Les développements récents de la jurisprudence communautaire permettent de douter de la conformité avec la liberté d’établissement de l’impossibilité pour deux sociétés sœurs détenues par une société mère européenne de former un groupe intégré.

Par une décision Papillon du 27 novembre 2008 (aff. C-418/07), la Cour de justice des communautés européenne (CJUE) avait jugé que l’interdiction faite à une société tête de groupe d’intégrer fiscalement une sous-filiale française détenue à 95 % au moins via une société établie dans un autre Etat membre était incompatible avec la liberté d’établissement prévue à l’article 49 du Traité sur le fonctionnement de l’Union Européenne (TFUE).

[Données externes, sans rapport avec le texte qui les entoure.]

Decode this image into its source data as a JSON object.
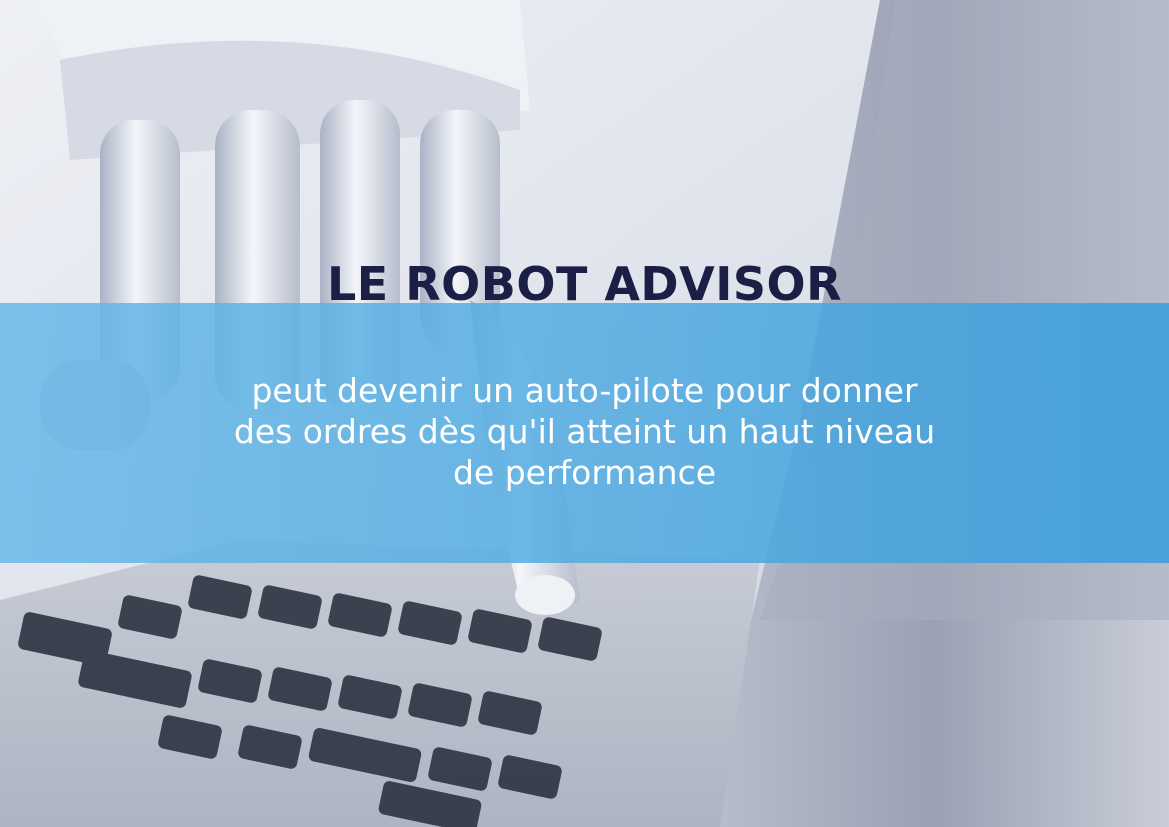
{
  "heading": "LE ROBOT ADVISOR",
  "subtitle_lines": [
    "peut devenir un auto-pilote pour donner",
    "des ordres dès qu'il atteint un haut niveau",
    "de performance"
  ],
  "keys": {
    "return": "return",
    "delete": "delete"
  },
  "colors": {
    "heading": "#1c1f45",
    "band": "#5ab0e4",
    "subtitle": "#ffffff"
  },
  "icons": [
    "robot-hand-image",
    "laptop-image",
    "keyboard-image"
  ]
}
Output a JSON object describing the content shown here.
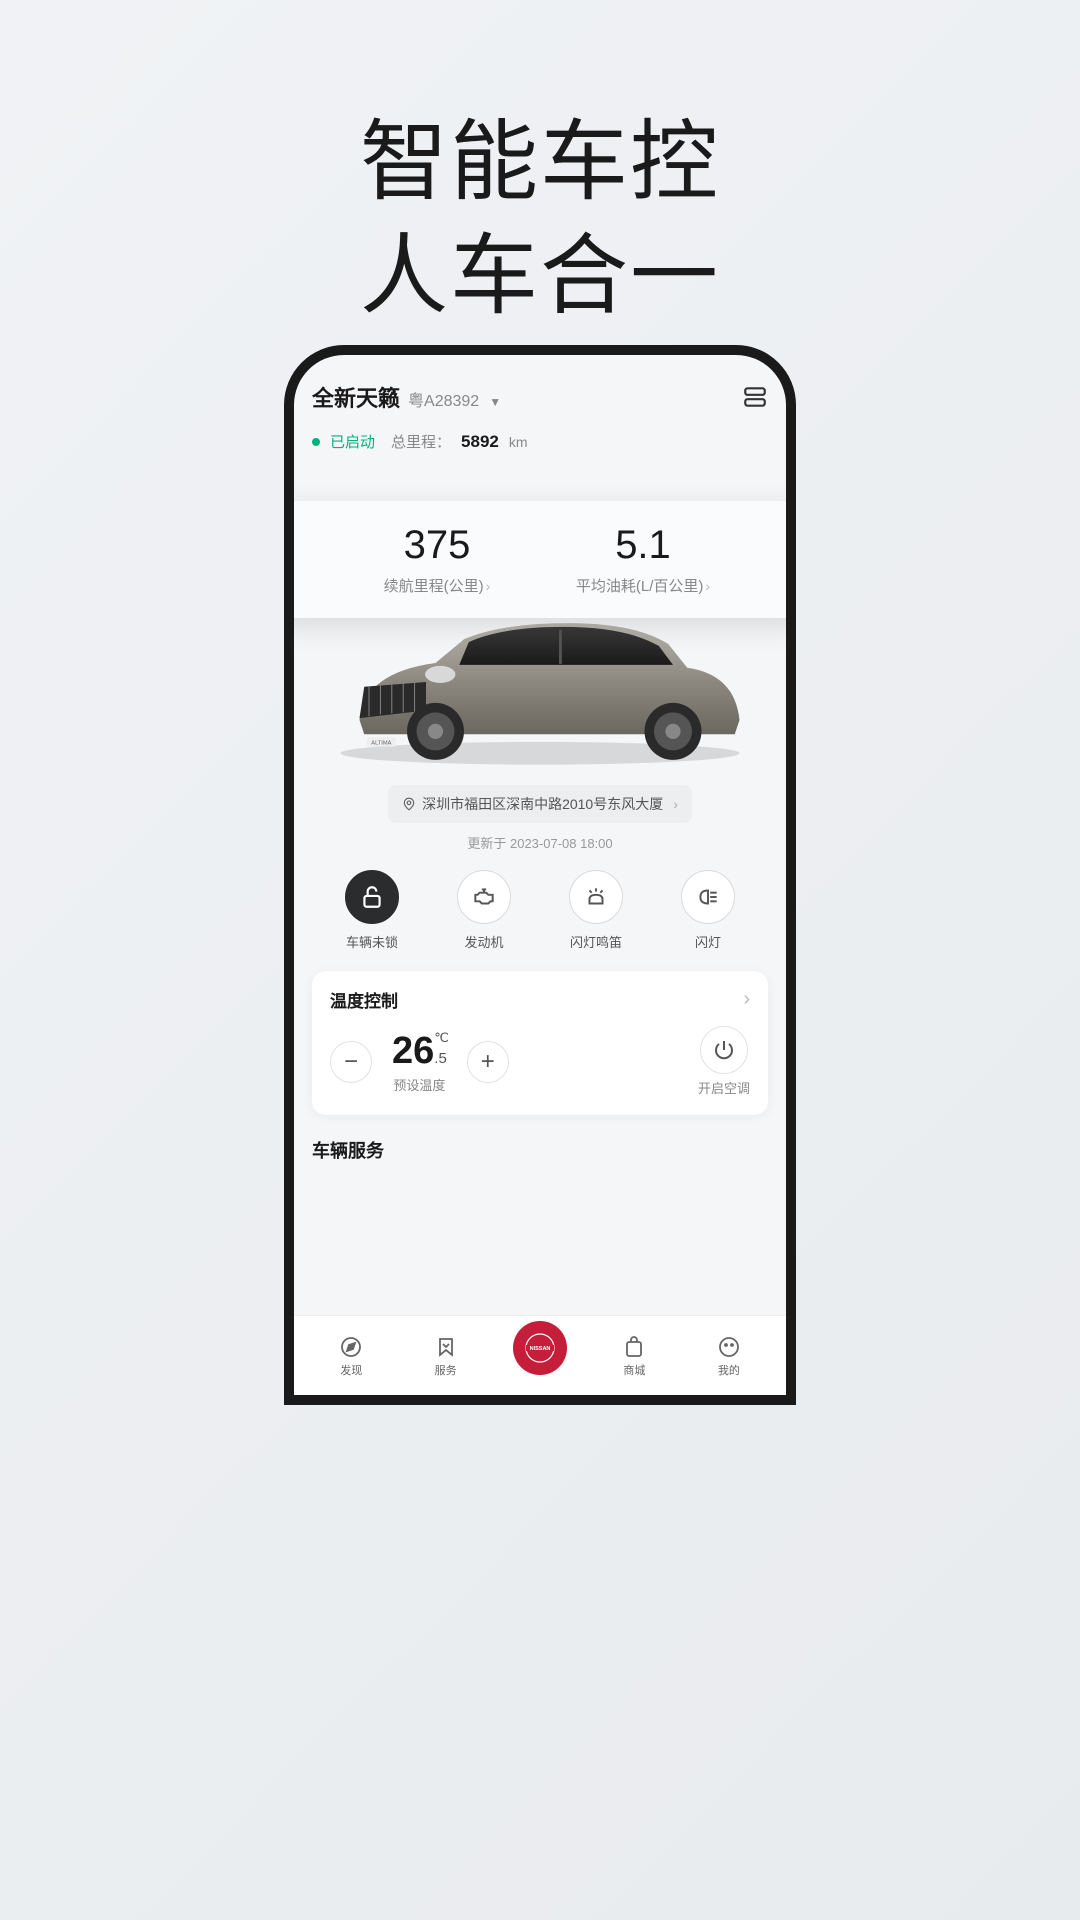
{
  "promo": {
    "line1": "智能车控",
    "line2": "人车合一"
  },
  "header": {
    "car_name": "全新天籁",
    "plate": "粤A28392"
  },
  "status": {
    "text": "已启动",
    "mileage_label": "总里程：",
    "mileage_value": "5892",
    "mileage_unit": "km"
  },
  "stats": {
    "range_value": "375",
    "range_label": "续航里程(公里)",
    "fuel_value": "5.1",
    "fuel_label": "平均油耗(L/百公里)"
  },
  "location": {
    "address": "深圳市福田区深南中路2010号东风大厦"
  },
  "update": {
    "prefix": "更新于",
    "time": "2023-07-08 18:00"
  },
  "quick_actions": [
    {
      "label": "车辆未锁"
    },
    {
      "label": "发动机"
    },
    {
      "label": "闪灯鸣笛"
    },
    {
      "label": "闪灯"
    }
  ],
  "temperature": {
    "title": "温度控制",
    "value_main": "26",
    "value_sub": ".5",
    "unit": "℃",
    "caption": "预设温度",
    "ac_label": "开启空调"
  },
  "services": {
    "title": "车辆服务"
  },
  "nav": {
    "discover": "发现",
    "service": "服务",
    "center": "NISSAN",
    "shop": "商城",
    "mine": "我的"
  }
}
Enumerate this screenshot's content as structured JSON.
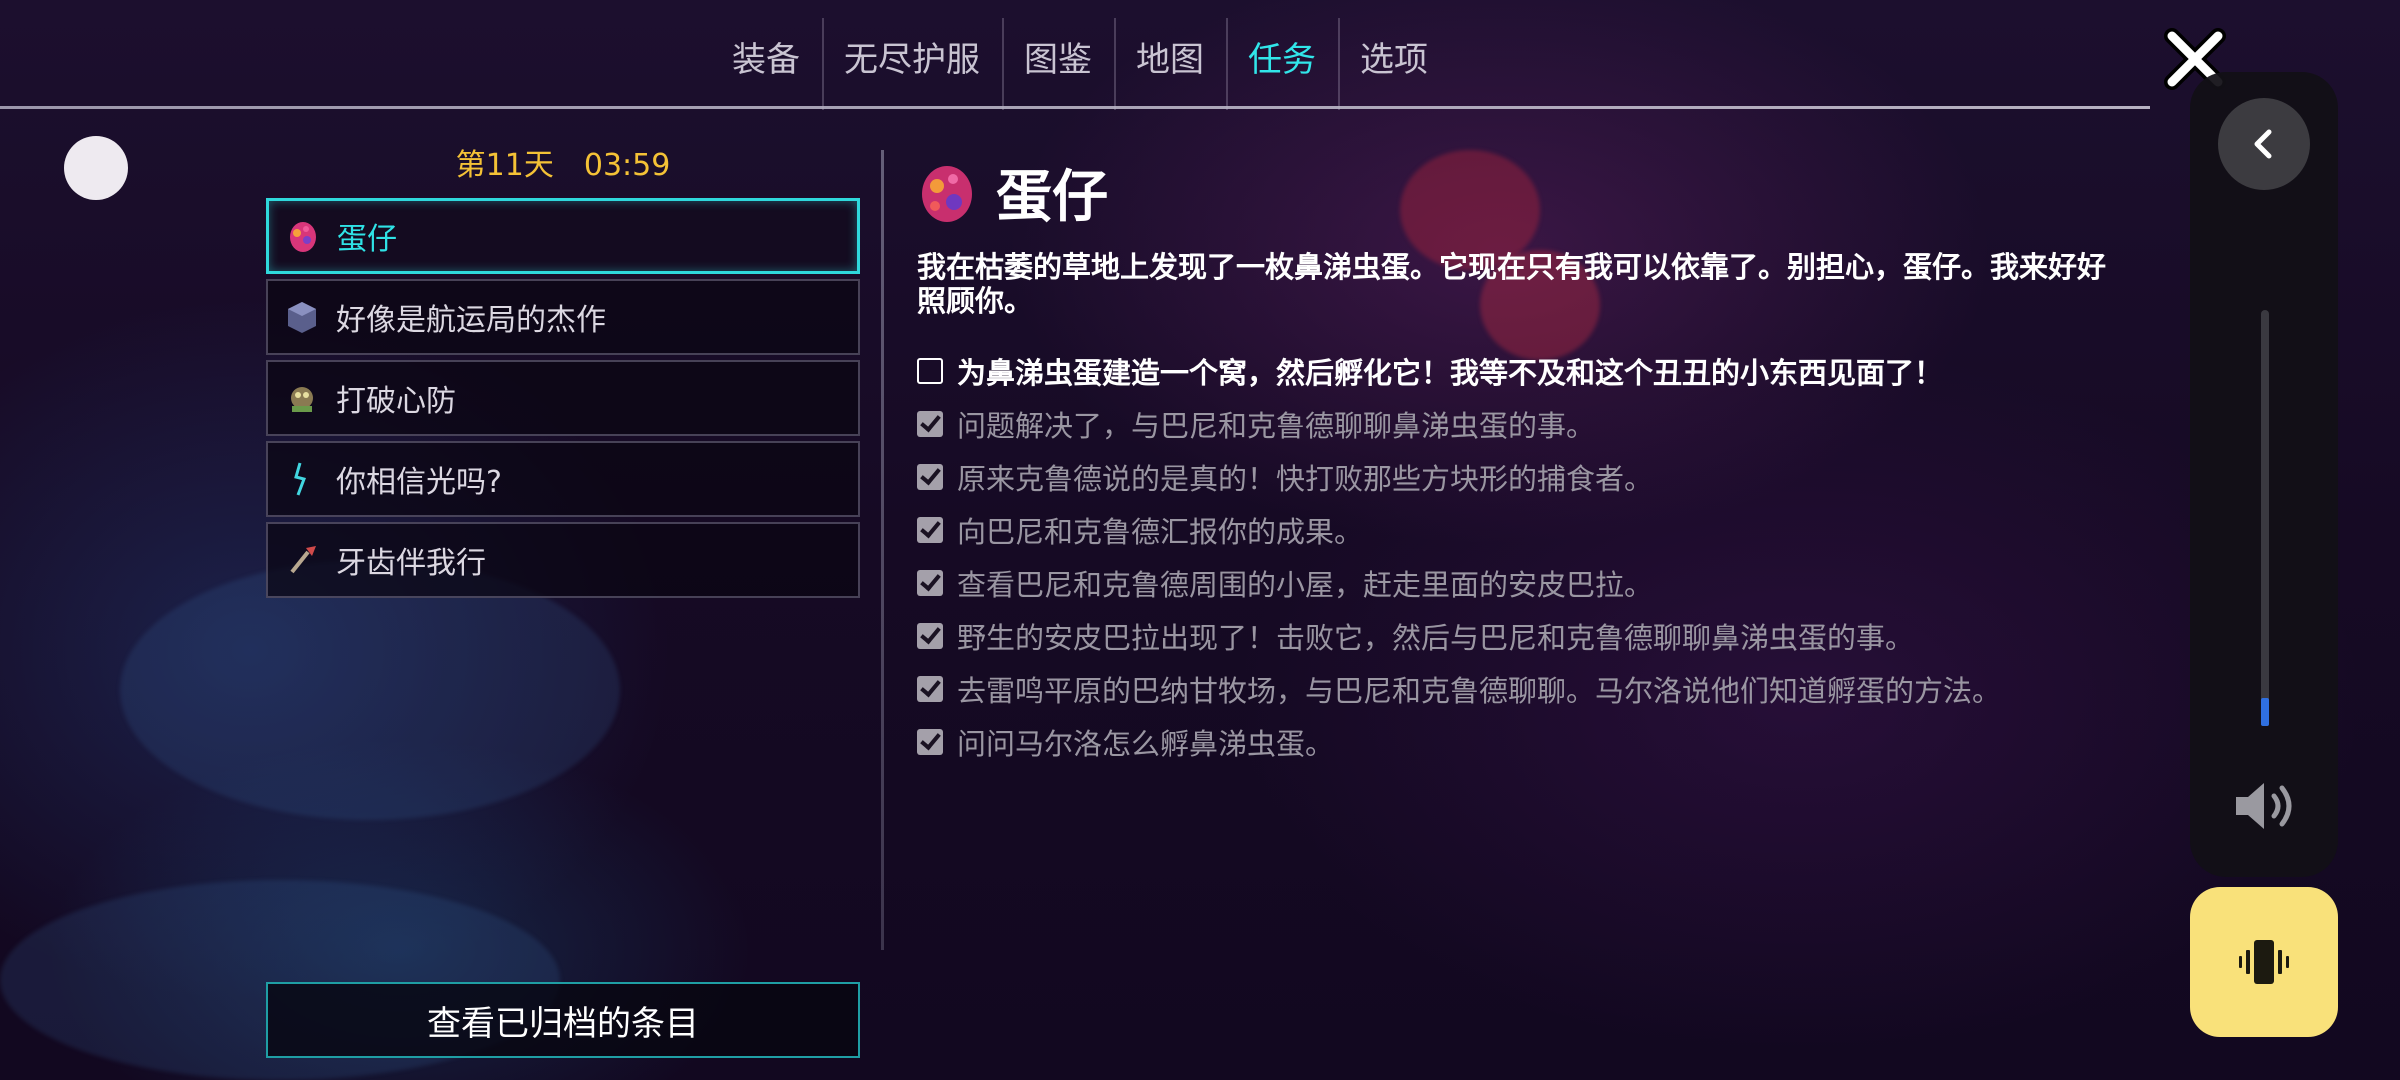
{
  "nav": {
    "tabs": [
      {
        "label": "装备",
        "active": false
      },
      {
        "label": "无尽护服",
        "active": false
      },
      {
        "label": "图鉴",
        "active": false
      },
      {
        "label": "地图",
        "active": false
      },
      {
        "label": "任务",
        "active": true
      },
      {
        "label": "选项",
        "active": false
      }
    ]
  },
  "colors": {
    "accent": "#31e6ea",
    "timer": "#f4c236",
    "vibrate_button": "#f9e17a",
    "volume_fill": "#2f6fe0"
  },
  "timer": {
    "day": "第11天",
    "time": "03:59"
  },
  "quests": [
    {
      "label": "蛋仔",
      "icon": "egg-icon",
      "active": true
    },
    {
      "label": "好像是航运局的杰作",
      "icon": "crate-icon",
      "active": false
    },
    {
      "label": "打破心防",
      "icon": "creature-icon",
      "active": false
    },
    {
      "label": "你相信光吗?",
      "icon": "lightning-icon",
      "active": false
    },
    {
      "label": "牙齿伴我行",
      "icon": "tool-icon",
      "active": false
    }
  ],
  "archive_button": "查看已归档的条目",
  "detail": {
    "title": "蛋仔",
    "description": "我在枯萎的草地上发现了一枚鼻涕虫蛋。它现在只有我可以依靠了。别担心，蛋仔。我来好好照顾你。",
    "objectives": [
      {
        "text": "为鼻涕虫蛋建造一个窝，然后孵化它！我等不及和这个丑丑的小东西见面了！",
        "done": false
      },
      {
        "text": "问题解决了，与巴尼和克鲁德聊聊鼻涕虫蛋的事。",
        "done": true
      },
      {
        "text": "原来克鲁德说的是真的！快打败那些方块形的捕食者。",
        "done": true
      },
      {
        "text": "向巴尼和克鲁德汇报你的成果。",
        "done": true
      },
      {
        "text": "查看巴尼和克鲁德周围的小屋，赶走里面的安皮巴拉。",
        "done": true
      },
      {
        "text": "野生的安皮巴拉出现了！击败它，然后与巴尼和克鲁德聊聊鼻涕虫蛋的事。",
        "done": true
      },
      {
        "text": "去雷鸣平原的巴纳甘牧场，与巴尼和克鲁德聊聊。马尔洛说他们知道孵蛋的方法。",
        "done": true
      },
      {
        "text": "问问马尔洛怎么孵鼻涕虫蛋。",
        "done": true
      }
    ]
  },
  "system_overlay": {
    "volume_level": 0.07,
    "icons": [
      "back-chevron-icon",
      "volume-icon",
      "vibrate-icon"
    ]
  }
}
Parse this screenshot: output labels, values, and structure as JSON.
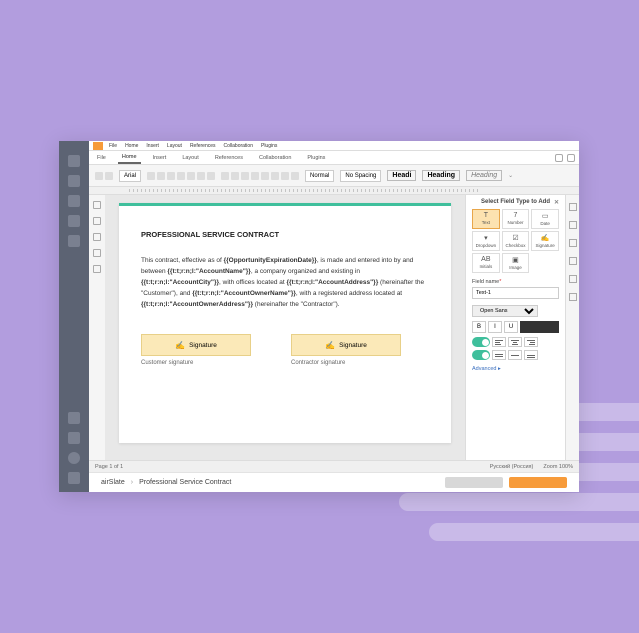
{
  "menu": {
    "items": [
      "File",
      "Home",
      "Insert",
      "Layout",
      "References",
      "Collaboration",
      "Plugins"
    ],
    "active": 1
  },
  "ribbon": {
    "font": "Arial",
    "spacing1": "Normal",
    "spacing2": "No Spacing",
    "heading1": "Headi",
    "heading2": "Heading",
    "heading3": "Heading"
  },
  "doc": {
    "title": "PROFESSIONAL SERVICE CONTRACT",
    "p1a": "This contract, effective as of ",
    "p1b": "{{OpportunityExpirationDate}}",
    "p1c": ", is made and entered into by and between ",
    "p1d": "{{t:t;r:n;l:\"AccountName\"}}",
    "p1e": ", a company organized and existing in ",
    "p1f": "{{t:t;r:n;l:\"AccountCity\"}}",
    "p1g": ", with offices located at ",
    "p1h": "{{t:t;r:n;l:\"AccountAddress\"}}",
    "p1i": " (hereinafter the \"Customer\"), and ",
    "p1j": "{{t:t;r:n;l:\"AccountOwnerName\"}}",
    "p1k": ", with a registered address located at ",
    "p1l": "{{t:t;r:n;l:\"AccountOwnerAddress\"}}",
    "p1m": " (hereinafter the \"Contractor\").",
    "sig_label": "Signature",
    "sig1": "Customer signature",
    "sig2": "Contractor signature"
  },
  "panel": {
    "title": "Select Field Type to Add",
    "types": [
      "Text",
      "Number",
      "Date",
      "Dropdown",
      "Checkbox",
      "Signature",
      "Initials",
      "Image"
    ],
    "active_type": 0,
    "field_name_label": "Field name",
    "field_name": "Text-1",
    "font": "Open Sans",
    "bold": "B",
    "italic": "I",
    "underline": "U",
    "color": "#333333",
    "advanced": "Advanced ▸"
  },
  "status": {
    "page": "Page 1 of 1",
    "lang": "Русский (Россия)",
    "zoom": "Zoom 100%"
  },
  "footer": {
    "crumb1": "airSlate",
    "crumb2": "Professional Service Contract"
  }
}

Cette décision n’a cependant pas traité spécifiquement la situation de sociétés sœurs établies en France, dont la capital est détenu à 95% au moins par une mère établie dans un autre Etat membre (et ne disposant pas d’établissement stable en France), qui sont, en l’état de la réglementation, empêchées de compenser entre elles leurs résultats alors qu’elles seraient en droit de le faire (en y ajoutant les résultats de leur société mère), grâce au régime de l’intégration fiscale, si la société tête de groupe était établie en France.

La question est actuellement examinée à la CJUE dans le cadre, très proche, du régime néerlandais de l’entité fiscale, régime qui permet d’imposer un groupe de sociétés comme une entité unique (affaire C-40/13). Au cas particulier, trois sociétés établies aux Pays-Bas, dont la mère est établie en Allemagne, se sont vu refuser le bénéfice du régime de l’entité fiscale au motif que leur mère commune était établie dans un autre Etat membre sans avoir aux Pays-Bas un établissement stable.

1- Vers une remise en cause des critères de constitution d’un groupe d’intégration ?

Les récentes conclusions de l’Avocat général dans l’affaire ci-dessus évoquée sont sans ambiguïté en faveur de la possibilité de constituer une entité fiscale dans la configuration présentée (Conclusions de Mme Juliane Kokott du 27 février 2014, aff. C-39/13, C-40/13 et C-41/13). Transposées à la situation française, elles constituent un nouvel argument en faveur de la possibilité de former un groupe fiscal entre sociétés sœurs lorsque celles-ci ont une mère à 95 % au moins établie dans un Etat européen (UE ou EEE), la compensation des résultats s’opérant uniquement entre les sociétés établies en France.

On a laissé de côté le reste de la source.